Use CUDA when the machine boundary is NVIDIA hardware.
Do not start by writing kernels. Start with the highest-level library that already solves the problem: PyTorch, JAX, cuDNN, cuBLAS, TensorRT, Triton, or a serving stack built for NVIDIA GPUs. Drop lower only when profiling shows that the abstraction is the bottleneck.
The worst choice is to ignore the hardware shape.
A CUDA mental model on Apple silicon can lead you into unnecessary transfer thinking and awkward ports. An MLX mental model on NVIDIA can make you underestimate memory placement, distributed communication, and the value of the mature CUDA library stack.
A practical decision rule
Choose MLX if the answer to these questions is mostly “yes”:
- Will this run primarily on Apple silicon?

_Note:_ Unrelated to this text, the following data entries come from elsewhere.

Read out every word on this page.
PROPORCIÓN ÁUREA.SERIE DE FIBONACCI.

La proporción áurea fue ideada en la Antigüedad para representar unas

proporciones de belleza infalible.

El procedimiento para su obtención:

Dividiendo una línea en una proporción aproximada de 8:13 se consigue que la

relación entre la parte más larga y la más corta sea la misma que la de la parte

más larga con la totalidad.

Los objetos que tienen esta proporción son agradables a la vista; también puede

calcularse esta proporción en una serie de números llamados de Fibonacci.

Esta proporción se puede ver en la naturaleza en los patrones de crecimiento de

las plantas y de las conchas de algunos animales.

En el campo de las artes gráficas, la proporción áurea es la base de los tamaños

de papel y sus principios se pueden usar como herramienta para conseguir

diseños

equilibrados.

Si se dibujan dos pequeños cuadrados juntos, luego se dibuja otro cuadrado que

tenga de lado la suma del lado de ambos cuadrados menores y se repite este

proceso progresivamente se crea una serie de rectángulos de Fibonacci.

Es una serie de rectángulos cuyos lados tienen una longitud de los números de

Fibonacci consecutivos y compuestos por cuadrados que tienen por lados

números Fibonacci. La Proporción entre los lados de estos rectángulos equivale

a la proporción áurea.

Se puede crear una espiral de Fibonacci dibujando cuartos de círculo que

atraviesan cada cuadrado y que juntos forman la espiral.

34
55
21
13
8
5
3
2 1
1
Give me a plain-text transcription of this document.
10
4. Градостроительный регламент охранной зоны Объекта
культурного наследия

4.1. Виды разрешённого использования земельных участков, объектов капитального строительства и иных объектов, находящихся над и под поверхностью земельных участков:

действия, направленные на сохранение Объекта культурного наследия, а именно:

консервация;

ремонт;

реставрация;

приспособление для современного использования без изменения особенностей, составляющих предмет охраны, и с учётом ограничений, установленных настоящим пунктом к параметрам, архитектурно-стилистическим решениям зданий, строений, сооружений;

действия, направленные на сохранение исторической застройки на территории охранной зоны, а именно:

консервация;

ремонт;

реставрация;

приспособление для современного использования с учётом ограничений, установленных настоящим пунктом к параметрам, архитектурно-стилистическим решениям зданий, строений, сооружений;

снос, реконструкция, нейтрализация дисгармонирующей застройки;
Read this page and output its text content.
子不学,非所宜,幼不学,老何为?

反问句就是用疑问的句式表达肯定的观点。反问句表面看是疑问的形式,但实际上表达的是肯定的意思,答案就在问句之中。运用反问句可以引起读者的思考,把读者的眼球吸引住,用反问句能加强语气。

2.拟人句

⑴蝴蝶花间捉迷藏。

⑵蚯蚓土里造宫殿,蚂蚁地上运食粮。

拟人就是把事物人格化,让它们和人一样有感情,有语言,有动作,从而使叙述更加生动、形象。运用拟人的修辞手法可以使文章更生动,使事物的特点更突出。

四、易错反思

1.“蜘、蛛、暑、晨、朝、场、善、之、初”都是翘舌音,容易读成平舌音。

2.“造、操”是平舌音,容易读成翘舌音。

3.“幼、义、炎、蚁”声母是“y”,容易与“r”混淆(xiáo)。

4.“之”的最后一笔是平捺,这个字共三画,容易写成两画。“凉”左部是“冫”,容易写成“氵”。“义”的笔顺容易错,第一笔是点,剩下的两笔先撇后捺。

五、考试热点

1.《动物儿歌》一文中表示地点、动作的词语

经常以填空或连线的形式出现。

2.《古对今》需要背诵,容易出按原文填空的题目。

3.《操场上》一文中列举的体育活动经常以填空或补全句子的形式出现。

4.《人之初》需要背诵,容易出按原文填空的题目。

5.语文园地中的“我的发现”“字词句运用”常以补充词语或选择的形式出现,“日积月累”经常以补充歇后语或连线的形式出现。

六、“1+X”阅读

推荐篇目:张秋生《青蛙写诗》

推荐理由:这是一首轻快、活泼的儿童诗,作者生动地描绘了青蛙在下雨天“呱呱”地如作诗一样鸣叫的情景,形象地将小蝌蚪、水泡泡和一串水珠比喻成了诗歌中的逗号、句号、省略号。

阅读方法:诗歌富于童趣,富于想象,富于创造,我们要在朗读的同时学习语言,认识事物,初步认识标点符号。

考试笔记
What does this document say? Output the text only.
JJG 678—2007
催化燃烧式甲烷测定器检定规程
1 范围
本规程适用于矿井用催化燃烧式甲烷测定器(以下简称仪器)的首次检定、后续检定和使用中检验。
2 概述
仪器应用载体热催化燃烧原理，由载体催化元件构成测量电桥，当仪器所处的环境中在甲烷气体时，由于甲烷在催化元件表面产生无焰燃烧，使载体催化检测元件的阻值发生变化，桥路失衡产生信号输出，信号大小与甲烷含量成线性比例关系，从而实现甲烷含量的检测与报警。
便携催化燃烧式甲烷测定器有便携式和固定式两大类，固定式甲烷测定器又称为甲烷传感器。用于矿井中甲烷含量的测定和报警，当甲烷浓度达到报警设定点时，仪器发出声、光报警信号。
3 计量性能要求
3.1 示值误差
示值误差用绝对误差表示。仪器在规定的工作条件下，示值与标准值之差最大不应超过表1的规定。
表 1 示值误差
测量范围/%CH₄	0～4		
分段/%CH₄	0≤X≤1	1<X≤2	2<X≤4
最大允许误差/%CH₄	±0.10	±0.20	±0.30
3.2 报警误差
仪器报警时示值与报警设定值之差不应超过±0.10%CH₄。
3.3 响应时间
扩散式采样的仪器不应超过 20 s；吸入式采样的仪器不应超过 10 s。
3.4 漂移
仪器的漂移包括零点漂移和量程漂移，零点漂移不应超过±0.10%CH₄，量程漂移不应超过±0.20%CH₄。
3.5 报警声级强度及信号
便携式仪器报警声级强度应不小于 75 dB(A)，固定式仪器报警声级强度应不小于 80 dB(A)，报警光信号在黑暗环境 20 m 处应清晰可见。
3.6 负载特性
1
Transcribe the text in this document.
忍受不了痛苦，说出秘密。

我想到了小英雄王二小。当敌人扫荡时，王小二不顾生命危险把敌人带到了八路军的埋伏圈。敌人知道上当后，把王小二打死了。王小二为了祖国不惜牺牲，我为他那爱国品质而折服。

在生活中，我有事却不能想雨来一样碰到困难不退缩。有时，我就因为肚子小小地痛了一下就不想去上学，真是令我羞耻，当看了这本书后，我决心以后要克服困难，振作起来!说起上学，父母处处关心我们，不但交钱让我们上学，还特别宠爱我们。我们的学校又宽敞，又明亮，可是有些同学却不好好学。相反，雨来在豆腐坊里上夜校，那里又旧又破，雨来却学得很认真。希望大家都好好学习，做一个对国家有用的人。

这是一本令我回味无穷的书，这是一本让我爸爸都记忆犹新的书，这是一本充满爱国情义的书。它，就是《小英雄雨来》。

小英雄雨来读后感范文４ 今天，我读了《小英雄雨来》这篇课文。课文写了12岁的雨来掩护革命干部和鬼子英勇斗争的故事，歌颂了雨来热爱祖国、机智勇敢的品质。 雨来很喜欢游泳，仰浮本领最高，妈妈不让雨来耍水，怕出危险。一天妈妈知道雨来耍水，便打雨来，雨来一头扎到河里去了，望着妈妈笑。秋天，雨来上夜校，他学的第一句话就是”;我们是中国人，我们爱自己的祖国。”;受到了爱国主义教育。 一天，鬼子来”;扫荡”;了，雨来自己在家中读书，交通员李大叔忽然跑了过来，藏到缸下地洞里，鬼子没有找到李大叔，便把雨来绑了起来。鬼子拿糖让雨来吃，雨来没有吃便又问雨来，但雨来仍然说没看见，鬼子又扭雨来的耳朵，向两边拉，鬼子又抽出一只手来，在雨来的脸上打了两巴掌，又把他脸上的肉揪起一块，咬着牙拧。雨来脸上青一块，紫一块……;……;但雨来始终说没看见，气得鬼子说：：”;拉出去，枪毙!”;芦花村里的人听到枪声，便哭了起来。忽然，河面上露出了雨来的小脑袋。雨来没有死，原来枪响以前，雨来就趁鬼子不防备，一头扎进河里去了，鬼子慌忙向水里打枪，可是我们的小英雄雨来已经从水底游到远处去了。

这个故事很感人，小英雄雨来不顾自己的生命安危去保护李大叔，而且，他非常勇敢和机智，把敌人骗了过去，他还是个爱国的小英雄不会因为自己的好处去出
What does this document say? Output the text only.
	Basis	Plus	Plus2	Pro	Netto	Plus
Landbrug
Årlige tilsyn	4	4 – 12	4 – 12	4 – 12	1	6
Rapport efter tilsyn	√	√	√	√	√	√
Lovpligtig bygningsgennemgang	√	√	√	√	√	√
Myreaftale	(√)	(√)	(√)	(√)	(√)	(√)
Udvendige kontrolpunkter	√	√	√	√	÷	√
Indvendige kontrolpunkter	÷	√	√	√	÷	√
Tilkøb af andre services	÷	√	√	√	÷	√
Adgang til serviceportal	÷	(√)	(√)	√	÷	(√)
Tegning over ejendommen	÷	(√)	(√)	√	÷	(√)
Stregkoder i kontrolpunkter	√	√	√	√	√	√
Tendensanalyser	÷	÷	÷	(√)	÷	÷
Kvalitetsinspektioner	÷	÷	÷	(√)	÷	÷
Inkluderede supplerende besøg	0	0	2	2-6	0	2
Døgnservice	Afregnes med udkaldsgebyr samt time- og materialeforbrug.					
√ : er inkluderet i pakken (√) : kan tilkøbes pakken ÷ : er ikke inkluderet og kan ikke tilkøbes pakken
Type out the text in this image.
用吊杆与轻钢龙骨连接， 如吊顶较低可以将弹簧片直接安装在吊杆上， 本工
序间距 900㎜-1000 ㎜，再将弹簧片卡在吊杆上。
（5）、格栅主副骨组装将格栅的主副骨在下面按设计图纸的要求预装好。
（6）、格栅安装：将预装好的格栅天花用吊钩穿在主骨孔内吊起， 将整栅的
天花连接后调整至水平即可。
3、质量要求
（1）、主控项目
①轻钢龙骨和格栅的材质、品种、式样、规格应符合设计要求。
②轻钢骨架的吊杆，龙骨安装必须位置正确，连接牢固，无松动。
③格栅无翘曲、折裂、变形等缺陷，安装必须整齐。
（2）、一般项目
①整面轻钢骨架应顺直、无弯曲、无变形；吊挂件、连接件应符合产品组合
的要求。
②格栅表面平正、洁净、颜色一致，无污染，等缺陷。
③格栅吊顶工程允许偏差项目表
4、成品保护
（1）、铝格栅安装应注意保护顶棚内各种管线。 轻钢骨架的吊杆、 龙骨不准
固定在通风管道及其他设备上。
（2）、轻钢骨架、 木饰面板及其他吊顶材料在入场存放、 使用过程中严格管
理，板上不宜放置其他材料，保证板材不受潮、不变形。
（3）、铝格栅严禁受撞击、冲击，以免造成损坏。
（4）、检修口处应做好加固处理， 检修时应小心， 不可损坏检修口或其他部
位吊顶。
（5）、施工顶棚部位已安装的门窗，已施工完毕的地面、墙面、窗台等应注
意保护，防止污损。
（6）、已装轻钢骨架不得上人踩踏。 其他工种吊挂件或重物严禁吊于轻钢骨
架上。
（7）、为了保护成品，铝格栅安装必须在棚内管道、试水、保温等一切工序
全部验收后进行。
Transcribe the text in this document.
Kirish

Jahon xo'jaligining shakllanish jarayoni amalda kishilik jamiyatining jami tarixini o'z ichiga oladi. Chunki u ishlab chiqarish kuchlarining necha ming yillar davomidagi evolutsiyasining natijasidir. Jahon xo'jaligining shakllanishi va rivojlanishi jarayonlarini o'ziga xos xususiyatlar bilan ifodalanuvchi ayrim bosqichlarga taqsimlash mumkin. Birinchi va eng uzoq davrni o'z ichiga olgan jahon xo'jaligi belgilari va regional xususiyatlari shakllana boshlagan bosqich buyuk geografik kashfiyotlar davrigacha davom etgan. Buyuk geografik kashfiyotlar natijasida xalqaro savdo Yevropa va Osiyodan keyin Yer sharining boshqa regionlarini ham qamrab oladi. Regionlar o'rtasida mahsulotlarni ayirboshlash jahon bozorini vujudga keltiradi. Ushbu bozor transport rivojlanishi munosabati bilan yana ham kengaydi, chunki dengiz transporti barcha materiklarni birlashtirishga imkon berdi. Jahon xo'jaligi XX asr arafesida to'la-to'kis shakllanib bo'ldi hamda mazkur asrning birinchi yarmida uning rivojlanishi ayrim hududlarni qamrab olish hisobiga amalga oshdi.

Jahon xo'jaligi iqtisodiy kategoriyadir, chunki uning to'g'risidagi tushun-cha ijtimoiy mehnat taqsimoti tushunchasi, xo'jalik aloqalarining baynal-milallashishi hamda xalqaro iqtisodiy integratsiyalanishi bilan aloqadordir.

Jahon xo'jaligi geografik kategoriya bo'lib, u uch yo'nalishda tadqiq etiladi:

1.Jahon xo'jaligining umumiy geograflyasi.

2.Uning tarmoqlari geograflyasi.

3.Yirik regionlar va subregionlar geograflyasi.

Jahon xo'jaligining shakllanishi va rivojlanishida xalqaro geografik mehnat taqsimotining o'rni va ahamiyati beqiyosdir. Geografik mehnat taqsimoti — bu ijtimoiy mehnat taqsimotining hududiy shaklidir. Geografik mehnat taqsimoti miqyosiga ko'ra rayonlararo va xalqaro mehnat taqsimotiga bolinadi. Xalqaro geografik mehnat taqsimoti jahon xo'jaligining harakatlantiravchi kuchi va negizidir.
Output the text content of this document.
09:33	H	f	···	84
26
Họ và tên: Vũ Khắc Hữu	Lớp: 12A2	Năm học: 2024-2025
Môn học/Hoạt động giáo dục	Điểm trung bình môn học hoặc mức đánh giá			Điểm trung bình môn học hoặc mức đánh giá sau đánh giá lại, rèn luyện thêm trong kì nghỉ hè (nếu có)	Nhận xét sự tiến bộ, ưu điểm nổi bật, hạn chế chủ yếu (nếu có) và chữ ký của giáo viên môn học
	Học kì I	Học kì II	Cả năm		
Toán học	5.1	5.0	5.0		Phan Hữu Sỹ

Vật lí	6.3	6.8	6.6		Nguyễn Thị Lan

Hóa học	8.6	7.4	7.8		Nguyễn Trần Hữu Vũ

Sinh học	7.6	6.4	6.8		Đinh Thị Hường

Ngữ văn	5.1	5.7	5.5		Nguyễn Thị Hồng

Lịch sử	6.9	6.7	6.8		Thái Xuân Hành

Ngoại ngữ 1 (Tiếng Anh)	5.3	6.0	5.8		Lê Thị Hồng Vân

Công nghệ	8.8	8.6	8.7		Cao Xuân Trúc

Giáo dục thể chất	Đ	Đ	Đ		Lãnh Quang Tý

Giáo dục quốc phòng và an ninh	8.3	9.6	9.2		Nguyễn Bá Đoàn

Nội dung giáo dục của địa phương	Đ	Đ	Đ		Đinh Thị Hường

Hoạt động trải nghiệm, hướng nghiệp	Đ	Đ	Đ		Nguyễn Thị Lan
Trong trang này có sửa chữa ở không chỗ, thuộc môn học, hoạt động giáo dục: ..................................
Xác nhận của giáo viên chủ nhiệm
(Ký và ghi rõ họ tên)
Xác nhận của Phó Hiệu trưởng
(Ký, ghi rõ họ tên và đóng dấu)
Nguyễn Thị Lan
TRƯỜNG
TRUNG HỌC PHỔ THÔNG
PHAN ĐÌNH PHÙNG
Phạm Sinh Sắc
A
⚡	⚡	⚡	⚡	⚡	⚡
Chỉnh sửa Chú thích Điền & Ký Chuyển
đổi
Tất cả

- Is local execution more important than maximum throughput?
- Does the model fit well in unified memory?
- Is the workload inference, experimentation, or modest fine-tuning?
- Do you want a clean Python or Swift path for Mac-native ML?
Choose CUDA if the answer to these questions is mostly “yes”:
- Will this run on NVIDIA GPUs in production?
- Do you need multi-GPU or multi-node scaling?
- Are you training large models or serving many concurrent users?
- Do you depend on the wider PyTorch/JAX/TensorFlow CUDA ecosystem?
- Is profiling and kernel-level optimisation likely to matter?
If both sets of answers are “yes”, separate the jobs. Use MLX for Mac-local development and user-side inference. Use CUDA for training, production serving, and workloads where the NVIDIA ecosystem is already doing useful work for you.
That is usually cleaner than trying to crown one of them as universally better.